Tudo é do povo, porque é do Estado – em Cuba existem hoje o que no Brasil chamamos parcerias público-privadas, onde o governo se associa a empresas privadas (no caso de Cuba, estrangeiras), que querem investir no país. Lá, neste modelo, no mínimo metade do empreendimento e 100% dos funcionários são cubanos. Isso faz parte da abertura da economia, implantada nos anos 1990. Nas ruas, os mais velhos, que viveram a revolução e sabem a diferença que fez ao país, não aprovam este novo modelo e temem: “Estamos a caminhar rumo ao capitalismo. Está mui mal a coisa”. Esses prefeririam se manter comunistas puros, sem influência e presença de empresas privadas, ainda que em situação minoritária. Já para os mais jovens, a quem os apelos das propagandas comerciais de consumo atingem mais facilmente, a abertura tem sido positiva, permite acesso a bens que antes não podiam ter. Não se sabe o quanto esses bens eram necessários, mas agora são e parte da população tem gostado de acessá-los.

Modelo econômico – a revolução em Cuba implantou um novo modelo econômico, que nunca foi testado em sua plenitude. Houve um embargo, que significava algo assim: se você comercializa com Cuba, não comercializa com os Estados Unidos. Isso, em um momento em que se tinha imputado ao mundo a ideia de que os Estados Unidos valiam alguma coisa, de que o bom era ter na sua casa um pote de xampu americano (ainda que a qualidade fosse ruim perto do que se tinha de oferta em outros países). Então, nunca saberemos o sucesso que teria sido Cuba se tivesse podido importar para a ilha tudo que não era produzido lá e exportar para qualquer país seu excedente. Como seria poder ter feito isso sem permitir a exploração do homem pelo homem, princípio até hoje mantido na ilha?

Eles comem criancinhas – a imagem vendida de Cuba em oposição à americana é caricata, para não dizer ridícula. Mas para a pessoa média, que se conforma com as informações dos jornalões, passa a ser fato. Frei Betto, no já citado Fidel y la religion, afirma que a imagem de homens maus dos comunistas é parte dos caprichos do imperialismo que, mediante seus poderosos meios de comunicação desenha em nossas cabeças a caricatura dos seus inimigos. “Pinta a Raul [Castro, irmão de Fidel, ministro das Forças Armadas de Cuba nas primeiras décadas após a revolução] como a um sectário e a John Kennedy como um bom moço. Mas quem planejou, organizou, patrocinou e financiou a invasão da Baía dos Porcos, em 1961, em flagrante falta de respeito à soberania do povo cubano, foi o jovem, risonho, democrata e católico marido de Jacqueline”. E é isso que temos visto os Estados Unidos da América fazerem ate hoje: pintam como malvados seus inimigos econômicos para justificar sangrentas guerras e ataques cruéis.

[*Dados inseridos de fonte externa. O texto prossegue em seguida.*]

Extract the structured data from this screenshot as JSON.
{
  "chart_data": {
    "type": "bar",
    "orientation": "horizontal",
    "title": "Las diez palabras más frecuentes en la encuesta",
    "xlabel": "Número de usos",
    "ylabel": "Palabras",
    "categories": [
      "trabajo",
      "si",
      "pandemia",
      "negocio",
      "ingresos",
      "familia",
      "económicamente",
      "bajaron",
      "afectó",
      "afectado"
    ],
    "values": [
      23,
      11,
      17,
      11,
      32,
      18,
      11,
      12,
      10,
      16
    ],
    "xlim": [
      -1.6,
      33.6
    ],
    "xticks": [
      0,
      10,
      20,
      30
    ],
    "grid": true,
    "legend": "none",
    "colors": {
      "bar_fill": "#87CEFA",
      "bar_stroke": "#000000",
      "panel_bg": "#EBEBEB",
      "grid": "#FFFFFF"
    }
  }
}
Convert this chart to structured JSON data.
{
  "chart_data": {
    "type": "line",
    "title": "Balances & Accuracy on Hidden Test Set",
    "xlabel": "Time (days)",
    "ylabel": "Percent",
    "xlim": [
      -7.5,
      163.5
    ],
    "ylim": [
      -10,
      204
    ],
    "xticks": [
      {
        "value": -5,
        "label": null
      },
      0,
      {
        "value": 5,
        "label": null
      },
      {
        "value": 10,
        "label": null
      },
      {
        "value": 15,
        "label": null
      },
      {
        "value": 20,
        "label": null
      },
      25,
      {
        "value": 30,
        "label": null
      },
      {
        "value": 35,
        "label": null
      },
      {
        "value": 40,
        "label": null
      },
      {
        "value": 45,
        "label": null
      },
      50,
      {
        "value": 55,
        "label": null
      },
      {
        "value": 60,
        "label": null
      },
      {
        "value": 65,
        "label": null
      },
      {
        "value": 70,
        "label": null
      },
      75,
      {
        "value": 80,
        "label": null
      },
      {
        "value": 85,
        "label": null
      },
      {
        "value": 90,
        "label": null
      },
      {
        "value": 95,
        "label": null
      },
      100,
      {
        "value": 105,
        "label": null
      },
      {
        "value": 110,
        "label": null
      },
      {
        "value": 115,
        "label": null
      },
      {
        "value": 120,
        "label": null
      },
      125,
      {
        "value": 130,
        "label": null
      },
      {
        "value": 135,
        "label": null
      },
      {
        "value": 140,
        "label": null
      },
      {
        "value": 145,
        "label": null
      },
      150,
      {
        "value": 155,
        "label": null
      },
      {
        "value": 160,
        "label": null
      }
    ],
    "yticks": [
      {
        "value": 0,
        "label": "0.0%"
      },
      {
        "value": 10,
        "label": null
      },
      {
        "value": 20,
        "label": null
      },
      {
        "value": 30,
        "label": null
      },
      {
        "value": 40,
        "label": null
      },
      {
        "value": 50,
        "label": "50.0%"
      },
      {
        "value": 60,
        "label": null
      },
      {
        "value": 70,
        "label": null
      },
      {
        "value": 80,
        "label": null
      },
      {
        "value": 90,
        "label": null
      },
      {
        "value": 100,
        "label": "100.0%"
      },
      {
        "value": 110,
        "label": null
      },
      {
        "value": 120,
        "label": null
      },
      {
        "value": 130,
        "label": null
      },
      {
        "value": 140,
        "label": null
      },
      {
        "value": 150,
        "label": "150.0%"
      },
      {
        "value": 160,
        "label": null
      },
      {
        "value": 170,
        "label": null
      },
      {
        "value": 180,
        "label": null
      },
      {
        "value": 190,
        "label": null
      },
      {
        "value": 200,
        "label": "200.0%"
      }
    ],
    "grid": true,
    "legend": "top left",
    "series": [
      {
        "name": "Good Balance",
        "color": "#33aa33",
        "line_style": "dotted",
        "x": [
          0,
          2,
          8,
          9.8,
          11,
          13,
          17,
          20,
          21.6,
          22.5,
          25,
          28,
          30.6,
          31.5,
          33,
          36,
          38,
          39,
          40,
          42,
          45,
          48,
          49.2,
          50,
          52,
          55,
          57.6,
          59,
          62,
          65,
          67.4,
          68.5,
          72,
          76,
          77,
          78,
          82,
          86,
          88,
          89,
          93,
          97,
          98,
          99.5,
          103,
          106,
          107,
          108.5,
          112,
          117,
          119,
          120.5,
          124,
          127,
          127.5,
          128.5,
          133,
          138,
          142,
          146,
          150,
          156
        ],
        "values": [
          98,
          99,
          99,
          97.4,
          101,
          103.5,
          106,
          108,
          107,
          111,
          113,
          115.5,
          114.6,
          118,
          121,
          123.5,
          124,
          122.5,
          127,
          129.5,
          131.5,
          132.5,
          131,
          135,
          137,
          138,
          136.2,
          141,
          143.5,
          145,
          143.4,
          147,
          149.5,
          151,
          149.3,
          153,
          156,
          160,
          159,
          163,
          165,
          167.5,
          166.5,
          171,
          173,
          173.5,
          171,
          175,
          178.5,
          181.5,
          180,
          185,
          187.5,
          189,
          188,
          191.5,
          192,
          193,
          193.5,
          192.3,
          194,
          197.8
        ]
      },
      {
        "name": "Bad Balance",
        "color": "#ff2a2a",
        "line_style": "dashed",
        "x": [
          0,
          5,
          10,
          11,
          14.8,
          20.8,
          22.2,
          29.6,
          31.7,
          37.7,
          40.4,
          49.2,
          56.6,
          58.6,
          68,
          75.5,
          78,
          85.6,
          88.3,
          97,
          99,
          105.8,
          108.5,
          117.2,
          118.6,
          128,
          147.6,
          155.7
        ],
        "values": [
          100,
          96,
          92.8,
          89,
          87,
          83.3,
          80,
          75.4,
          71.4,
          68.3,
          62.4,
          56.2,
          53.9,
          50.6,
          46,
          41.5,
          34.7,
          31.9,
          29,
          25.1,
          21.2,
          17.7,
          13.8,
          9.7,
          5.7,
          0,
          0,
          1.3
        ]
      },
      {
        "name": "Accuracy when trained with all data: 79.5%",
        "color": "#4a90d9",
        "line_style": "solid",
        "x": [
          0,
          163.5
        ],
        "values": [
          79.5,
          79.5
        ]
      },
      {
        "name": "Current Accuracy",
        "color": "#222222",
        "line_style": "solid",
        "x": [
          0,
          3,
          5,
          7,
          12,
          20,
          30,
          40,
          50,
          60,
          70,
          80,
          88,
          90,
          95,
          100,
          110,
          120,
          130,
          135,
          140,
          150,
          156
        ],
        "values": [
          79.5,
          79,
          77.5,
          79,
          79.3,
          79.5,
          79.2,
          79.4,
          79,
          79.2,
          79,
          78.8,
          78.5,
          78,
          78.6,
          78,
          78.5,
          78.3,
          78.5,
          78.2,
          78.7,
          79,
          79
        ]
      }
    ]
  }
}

Em resumo, o que ficou para mim foi a impressão de um lugar lindo, tanto na arquitetura quanto nas belezas naturais. Um povo simpático, gentil, quase ingênuo e muito amável. E um governo de cunho matriarcal, que quer fazer os filhos usarem agasalho mesmo quando estes não sentem frio. Explico: a moça que não gosta do leite de soja ou o senhor que pede xampu, citados no texto Estamos adorando Cuba são como jovens que saem de casa vestindo só camiseta quando a mãe diz que se faz necessário agasalho.

O governo age como se quisesse o melhor para seus filhos. Quer controlar, por exemplo, o uso de óleo na alimentação, porque quer que haja diminuição das frituras na mesa da família cubana. E todo esse controle exercido em diversos aspectos pelo governo é baseado, muitas vezes, em pesquisas, em resultados da medicina e da ciência. Mas, até que ponto o cidadão não tem o direito de se acabar no colesterol? Não seria suficiente, para um povo tão culto, tão inteligente, receber a informação? É preciso isolá-lo das más influências? Em todo o mundo, é isso que as mães tentam fazer o tempo todo. Mas não é paternalista demais um governo decidir como são as ações cotidianas nos interiores dos lares? Não sei. Preciso voltar para viver mais e compreender melhor, porque eu não aguento gente que critica ou idolatra sem ter tentado compreender com o mínimo de profundidade o que se passa.